The riders want the notoriety of winning a rainbow jersey, and those who know they never will get that prize know that they are in a consistent, decently run organization with relatively fair rules for all  that ride in UCI events. The promoters know these folks will come to their events if the UCI says the event is a "worlds qualifier", and that means money. The manufacturers are willing to make sure they are certified so they don't miss sales because of  the riders  perceptions of UCI events and their "weight" in terms of importance.

Money. Perceptions. Traditions. That is the stuff that this idealistic "revolution" will be up against.

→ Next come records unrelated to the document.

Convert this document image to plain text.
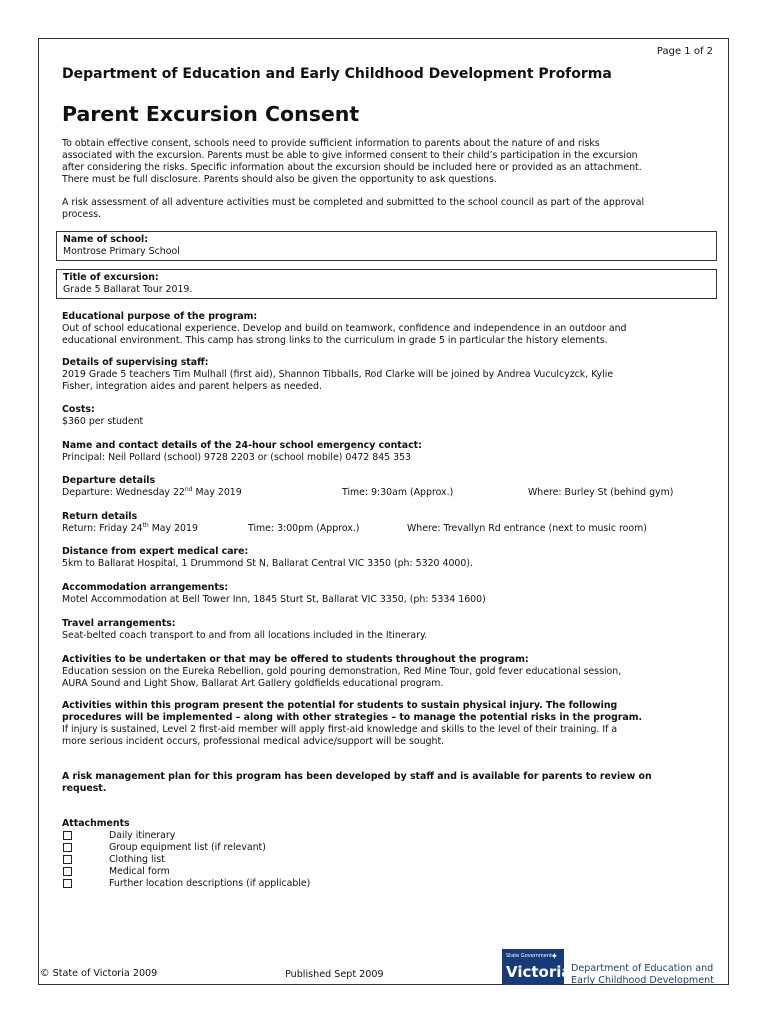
Page 1 of 2
Department of Education and Early Childhood Development Proforma
Parent Excursion Consent
To obtain effective consent, schools need to provide sufficient information to parents about the nature of and risks
associated with the excursion. Parents must be able to give informed consent to their child’s participation in the excursion
after considering the risks. Specific information about the excursion should be included here or provided as an attachment.
There must be full disclosure. Parents should also be given the opportunity to ask questions.
A risk assessment of all adventure activities must be completed and submitted to the school council as part of the approval
process.
Name of school:
Montrose Primary School
Title of excursion:
Grade 5 Ballarat Tour 2019.
Educational purpose of the program:
Out of school educational experience. Develop and build on teamwork, confidence and independence in an outdoor and
educational environment. This camp has strong links to the curriculum in grade 5 in particular the history elements.
Details of supervising staff:
2019 Grade 5 teachers Tim Mulhall (first aid), Shannon Tibballs, Rod Clarke will be joined by Andrea Vuculcyzck, Kylie
Fisher, integration aides and parent helpers as needed.
Costs:
$360 per student
Name and contact details of the 24-hour school emergency contact:
Principal: Neil Pollard (school) 9728 2203 or (school mobile) 0472 845 353
Departure details
Departure: Wednesday 22nd May 2019	Time: 9:30am (Approx.)	Where: Burley St (behind gym)
Return details
Return: Friday 24th May 2019	Time: 3:00pm (Approx.)	Where: Trevallyn Rd entrance (next to music room)
Distance from expert medical care:
5km to Ballarat Hospital, 1 Drummond St N, Ballarat Central VIC 3350 (ph: 5320 4000).
Accommodation arrangements:
Motel Accommodation at Bell Tower Inn, 1845 Sturt St, Ballarat VIC 3350, (ph: 5334 1600)
Travel arrangements:
Seat-belted coach transport to and from all locations included in the Itinerary.
Activities to be undertaken or that may be offered to students throughout the program:
Education session on the Eureka Rebellion, gold pouring demonstration, Red Mine Tour, gold fever educational session,
AURA Sound and Light Show, Ballarat Art Gallery goldfields educational program.
Activities within this program present the potential for students to sustain physical injury. The following
procedures will be implemented – along with other strategies – to manage the potential risks in the program.
If injury is sustained, Level 2 first-aid member will apply first-aid knowledge and skills to the level of their training. If a
more serious incident occurs, professional medical advice/support will be sought.
A risk management plan for this program has been developed by staff and is available for parents to review on
request.
Attachments
Daily itinerary
Group equipment list (if relevant)
Clothing list
Medical form
Further location descriptions (if applicable)
© State of Victoria 2009	Published Sept 2009
State Government
Victoria
✦
Department of Education and
Early Childhood Development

What we need is a bunch of cyclists that just say "Sod it", and will ride their bicycles just for the heck of it. For the challenge. Because it is fun. Not because there might be a muti-colored stripe across a white jersey with the letters "UCI" stylized across it up for grabs. (Not to mention money, and lucrative endorsement contracts). No. Why would anyone ride a bicycle for that? 

Yeah. Talkin' bout a revolution......


Glenn said...

Hmm. I may need a new road racing bicycle, and the top of my list was Lynskey and Gunnar. I'm sure those 2 brands will be last to be UCI certified!

RC said...

Trans-Iowa gets a nod in the current issue of Bicycling mag.. A Great Moments in Cycling insert lists - on page 5 - the TRANS IOWA as an example of the "grassroots endurance events popping up everywhere"!! Super Congrats to T. I. !!